Cycloalkene (X) reacts with bromine (Br$_2$), and 1 mole of cycloalkene consumes 1 mole of Br$_2$. The product (Y) has a carbon (C) to bromine (Br) ratio of 3:1. This means for every 3 carbon atoms, 1 bromine atom is present in the product.
Step 2: Determining the molecular composition.
Let the molar mass of cycloalkene (X) be \(M_X\), and that of bromine (Br$_2$) be \(M_{Br_2}\). The molar mass of the product (Y) will be the sum of the molar masses of cycloalkene and bromine, adjusted for the given ratio. The molecular formula of the product (Y) can be expressed as \(C_3H_5Br\), based on the given C:Br ratio of 3:1.
Step 3: Calculating the percentage of bromine.

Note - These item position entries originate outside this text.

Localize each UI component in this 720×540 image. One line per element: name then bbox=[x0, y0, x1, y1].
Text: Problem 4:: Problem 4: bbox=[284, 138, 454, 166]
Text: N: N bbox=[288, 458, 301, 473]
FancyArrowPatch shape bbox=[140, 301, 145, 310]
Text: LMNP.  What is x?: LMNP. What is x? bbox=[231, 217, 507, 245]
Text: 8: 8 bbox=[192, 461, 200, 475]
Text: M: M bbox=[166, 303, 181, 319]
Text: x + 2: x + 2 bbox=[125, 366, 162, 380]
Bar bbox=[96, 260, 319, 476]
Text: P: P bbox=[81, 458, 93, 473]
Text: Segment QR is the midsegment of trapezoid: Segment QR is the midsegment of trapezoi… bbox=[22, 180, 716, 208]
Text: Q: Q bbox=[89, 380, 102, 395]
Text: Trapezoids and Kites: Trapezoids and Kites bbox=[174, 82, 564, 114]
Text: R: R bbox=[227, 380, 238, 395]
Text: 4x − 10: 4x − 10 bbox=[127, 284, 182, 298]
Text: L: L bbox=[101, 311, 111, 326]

The molar mass of \(C_3H_5Br\) is:
\[
\text{Molar mass of } C_3H_5Br = (3 \times 12) + (5 \times 1) + (1 \times 80) = 36 + 5 + 80 = 121 \, \text{g/mol}
\]
The mass of bromine in the product is 80 g (since 1 mole of Br is 80 g). Therefore, the percentage of bromine in the product (Y) is:
\[
\text{Percentage of bromine} = \frac{80}{121} \times 100 = 66.11%
\]
Step 4: Conclusion.
Thus, the percentage of bromine in product (Y) is 66.11%, which corresponds to option (1).